I've shimmed clutch springs in XR clutches to increase spring pre load which reduces slippage and provide quicker lock up. If you shim too much the springs will coil bind preventing full clutch dis-engagement, but a 0.060" thick washer under each spring is a good starting point and won't bind the springs. Finding washers with appropriate ID and OD to suit the springs is a challenge; some small valve spring shims would work but I found Moroso Spark Plug Clocking washers easier to find and the package has washers of three different thickness, available at automotive speed shops.

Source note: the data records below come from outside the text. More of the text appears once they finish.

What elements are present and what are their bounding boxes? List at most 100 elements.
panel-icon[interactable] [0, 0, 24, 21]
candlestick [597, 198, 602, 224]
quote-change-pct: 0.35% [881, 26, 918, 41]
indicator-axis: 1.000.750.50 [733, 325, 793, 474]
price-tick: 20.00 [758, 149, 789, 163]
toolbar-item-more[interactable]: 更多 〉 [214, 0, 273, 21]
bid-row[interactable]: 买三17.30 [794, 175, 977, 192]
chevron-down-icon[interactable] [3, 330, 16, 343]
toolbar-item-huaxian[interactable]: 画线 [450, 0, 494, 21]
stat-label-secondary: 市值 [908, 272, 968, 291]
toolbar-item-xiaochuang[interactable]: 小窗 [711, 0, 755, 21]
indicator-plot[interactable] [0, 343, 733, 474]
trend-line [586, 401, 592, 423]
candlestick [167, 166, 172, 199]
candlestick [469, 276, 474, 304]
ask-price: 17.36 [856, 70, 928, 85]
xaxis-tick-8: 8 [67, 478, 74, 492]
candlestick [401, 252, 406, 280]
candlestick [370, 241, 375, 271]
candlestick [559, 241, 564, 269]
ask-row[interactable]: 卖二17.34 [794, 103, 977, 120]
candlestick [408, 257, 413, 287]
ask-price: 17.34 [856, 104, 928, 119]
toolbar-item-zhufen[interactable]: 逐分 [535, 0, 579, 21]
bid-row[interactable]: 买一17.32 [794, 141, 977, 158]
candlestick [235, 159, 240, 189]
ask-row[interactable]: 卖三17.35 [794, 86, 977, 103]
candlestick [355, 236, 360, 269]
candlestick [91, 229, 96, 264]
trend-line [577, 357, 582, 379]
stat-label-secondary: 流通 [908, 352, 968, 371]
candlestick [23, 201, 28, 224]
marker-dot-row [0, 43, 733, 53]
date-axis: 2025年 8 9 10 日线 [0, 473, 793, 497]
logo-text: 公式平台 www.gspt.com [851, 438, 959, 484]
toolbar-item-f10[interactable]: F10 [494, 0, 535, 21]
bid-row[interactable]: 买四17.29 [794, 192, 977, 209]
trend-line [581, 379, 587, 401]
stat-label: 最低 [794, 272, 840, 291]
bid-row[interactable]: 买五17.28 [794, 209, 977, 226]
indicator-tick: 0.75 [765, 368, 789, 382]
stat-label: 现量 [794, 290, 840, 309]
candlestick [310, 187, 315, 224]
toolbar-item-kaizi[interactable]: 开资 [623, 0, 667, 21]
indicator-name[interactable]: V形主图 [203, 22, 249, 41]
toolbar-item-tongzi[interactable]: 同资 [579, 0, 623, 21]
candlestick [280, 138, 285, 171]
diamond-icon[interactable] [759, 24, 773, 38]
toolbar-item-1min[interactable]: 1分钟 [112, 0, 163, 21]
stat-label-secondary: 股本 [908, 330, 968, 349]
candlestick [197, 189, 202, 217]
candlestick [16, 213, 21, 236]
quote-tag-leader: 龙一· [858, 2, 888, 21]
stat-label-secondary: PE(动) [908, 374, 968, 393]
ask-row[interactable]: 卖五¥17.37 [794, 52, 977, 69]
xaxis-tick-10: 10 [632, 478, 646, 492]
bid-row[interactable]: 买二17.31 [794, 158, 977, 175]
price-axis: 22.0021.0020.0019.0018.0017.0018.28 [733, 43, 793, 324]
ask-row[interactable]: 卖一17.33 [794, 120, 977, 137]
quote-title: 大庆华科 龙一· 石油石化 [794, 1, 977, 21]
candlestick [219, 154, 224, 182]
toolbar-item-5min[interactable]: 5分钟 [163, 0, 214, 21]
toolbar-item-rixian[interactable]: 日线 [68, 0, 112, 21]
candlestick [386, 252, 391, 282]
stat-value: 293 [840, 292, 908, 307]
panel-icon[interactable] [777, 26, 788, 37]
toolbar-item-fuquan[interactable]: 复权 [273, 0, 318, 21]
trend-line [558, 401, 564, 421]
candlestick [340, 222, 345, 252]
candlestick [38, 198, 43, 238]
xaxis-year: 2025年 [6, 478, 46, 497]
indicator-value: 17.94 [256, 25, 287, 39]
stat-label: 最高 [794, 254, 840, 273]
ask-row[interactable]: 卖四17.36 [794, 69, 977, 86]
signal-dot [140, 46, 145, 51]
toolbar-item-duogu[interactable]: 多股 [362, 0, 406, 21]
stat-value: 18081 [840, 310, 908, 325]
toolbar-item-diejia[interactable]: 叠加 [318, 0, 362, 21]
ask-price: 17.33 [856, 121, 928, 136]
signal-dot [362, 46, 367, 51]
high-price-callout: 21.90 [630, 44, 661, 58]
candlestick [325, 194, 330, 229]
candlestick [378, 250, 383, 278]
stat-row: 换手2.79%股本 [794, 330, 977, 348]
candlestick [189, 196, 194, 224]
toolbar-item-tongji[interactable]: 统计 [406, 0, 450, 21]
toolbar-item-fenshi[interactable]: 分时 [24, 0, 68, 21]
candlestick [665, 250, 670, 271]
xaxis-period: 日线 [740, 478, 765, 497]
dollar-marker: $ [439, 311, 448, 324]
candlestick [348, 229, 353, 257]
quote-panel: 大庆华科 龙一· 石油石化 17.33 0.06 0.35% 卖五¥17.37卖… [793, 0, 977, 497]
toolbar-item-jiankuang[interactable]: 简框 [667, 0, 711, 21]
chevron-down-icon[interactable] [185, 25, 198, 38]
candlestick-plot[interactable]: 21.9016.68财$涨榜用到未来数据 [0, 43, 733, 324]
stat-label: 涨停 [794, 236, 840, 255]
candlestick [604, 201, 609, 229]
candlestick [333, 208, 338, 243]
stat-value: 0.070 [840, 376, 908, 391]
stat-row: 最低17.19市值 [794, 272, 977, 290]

You can clean clutch plates using Brake Klean or similar, it remove oil and brake fluid from brake shoes so they are usable so it should be able to clean clutch frictions.

Edited by chuck4788

Okay, so I put the old clutch back in the 400 with some amsoil mcf 20-50. Rode it around for an hour pushing it way harder than normal and not a bit of slippage. Made no adjustments to any cables or anything else. So it seems oil may have been the culprit. So strange that 5 minutes after changing the oil from the old hp4 to gn4 the clutch starts slipping. Why? Did I get bad oil. Semi synthetic to standard oil? At least I don't have to replace the clutch now and I know it still has a decent amount of life left. Wrecked my last desert though.

+1 on the amsoil. been using that in all my bikes for a long time. Even my 100,000 mile 1983 CB1100F.